See How They Run: A Movie Review

Agatha Christie inspired mystery/thriller is light on substance, but still makes for a fun time at the pictures.


Aidan Moll, Guest Writer

I love a good murder mystery. My bookshelf is filled with Agatha Christie books. In recent years, there have been an influx of talented comics making whodunnits all of their own, with initially good results. A few years ago, I went to see Ryan Johnson’s Knives Out, which ended up being my favorite movie of 2019. It had a snappy mystery plot with a lot of moving parts and emotion, and a solid layer of humor on top of it. Last fall, I enjoyed the mischief of the first season of Only Murders in the Building, Steve Martin’s comedy murder mystery Hulu series. I tuned in each week sufficiently entertained and intrigued with the progression of the story. Earlier this year, I saw Apple TV’s The Afterparty, and I was totally blown away. It was, once again, a comedy murder mystery, but it had genre shifts in each episode making for a legitimately interesting and fun viewing experience. Then, halfway through the summer, the second season of Only Murders came out, and I wasn’t as positive about it. Where gimmick episodes were the entire premise of The Afterparty, here they felt like a desperate bid to keep the audience’s attention. The mystery was a little too convoluted, with one too many bait-and-switch murderer reveals. Now, I’m seeing the trailer for Glass Onion: a Knives Out Mystery, and let me tell you, my confidence is waning. It looks like it is relying far too much on action-thriller set pieces than anything. All of this is to set up the world See How They Run is coming into, the point of oversaturation that it is finding itself in.


See How They Run is not a bad movie by any means.
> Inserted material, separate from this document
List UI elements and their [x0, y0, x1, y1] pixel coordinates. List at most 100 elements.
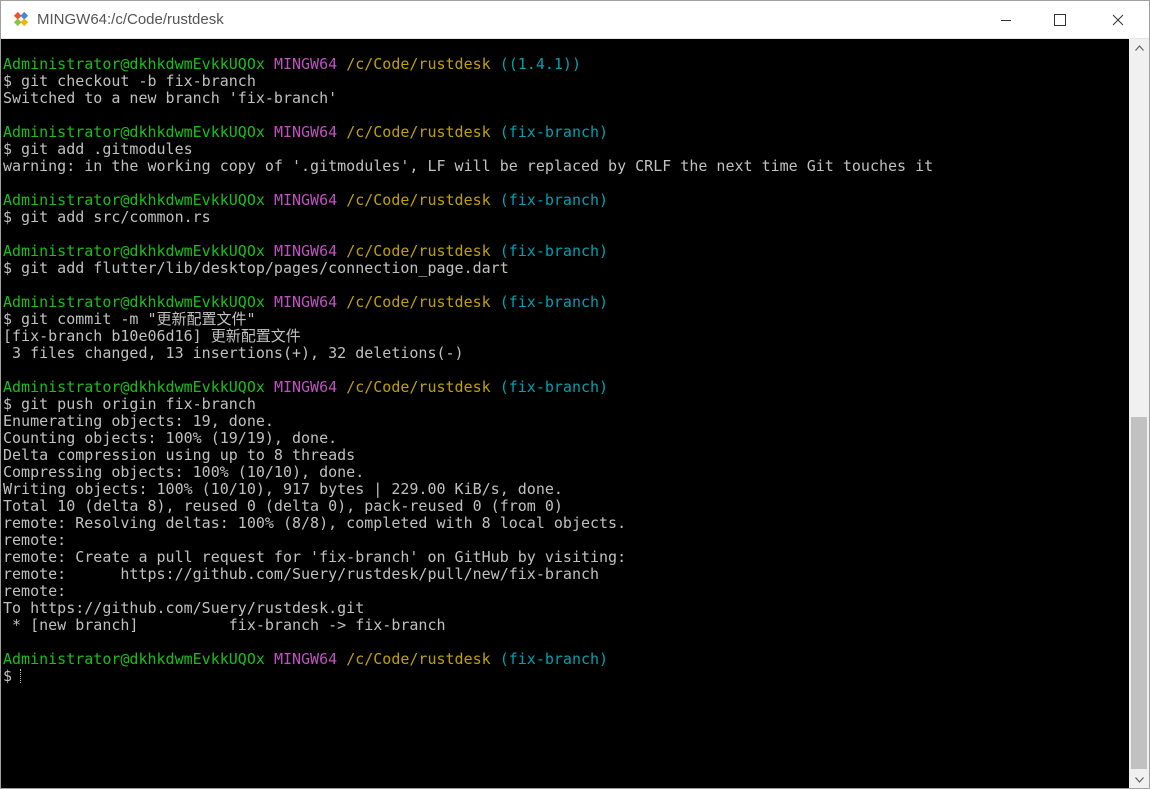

The cast is all at their best, the humor always hits, and the structure isn’t terrible. The problem with the movie is in the mystery itself. The plot heavily involves Agatha Christie’s The Mousetrap, being about the party after the 100th performance of the play. A big Hollywood director (Adrien Brody) plans to make a movie adaptation of the play and ends up stirring up trouble at the afterparty. The problem is that he is possibly the most unlikeable person in existence, picking fights with nearly everyone involved in the show. He is promptly bumped off, and we are introduced to the real protagonists. Saorise Ronan and Sam Rockwell are the two police officers investigating the case. Ronan is the bright and bubbly rookie that gets on the nerves of the grizzled and world-weary Rockwell. It’s a classic dynamic, but it serves the pair well, as their chemistry provides some of the best moments of the movie. The tone is never heavy, but the comedy is always a little understated, which would be fine if it was coming at the service of a stronger plot.


So, what makes it so mediocre, anyway? The problem is that it’s just too simple. I kept waiting for the breezy character introductions to be done and for them to get into the meat and potatoes of the puzzle, but the scenes never get more in depth. The intro is entertaining, but it fails to do what an intro of this nature should do. It does not create any questions in the viewer’s head, except for “whodunnit,” which is the entire point of the movie. The intro should set up plot points that it will later knock down. You should be able to rewatch it again and again, catching all the little details. Everything, the clothes the characters are wearing, the murder weapon, the protagonist’s last words, everything should be important, and yet they aren’t. The mystery’s resolution is way too simple, with only about 3 clues leading up to it, making for a muddled viewing experience looking for anything to grasp onto.

The characters are the selling point. Adrien Brody is top billed, and he does a good job with it. He’s a sleezy narrator, and every scene with him has just the right number of scoff-able lines to make sure you hate him. The detectives are a little bland and surface level, but it’s really a tried-and-true formula of this kind of character pairing. It’s like going to a nice restaurant and getting their version of mac and cheese: it’s going to be pretty simple, and it might not fully show the extent of what these chefs can do, but it will also be one of the best bowls of mac and cheese you’ve ever had.


At the end of the day, most of these critiques I didn’t find in the theater. It’s a very fun movie to watch, even if it might not hold together under critical analysis. If you’re up for a love letter to Christie’s writing, even if it isn’t up to snuff with the source material, go see See How They Run. It’s a 7.5/10, and a solid watch.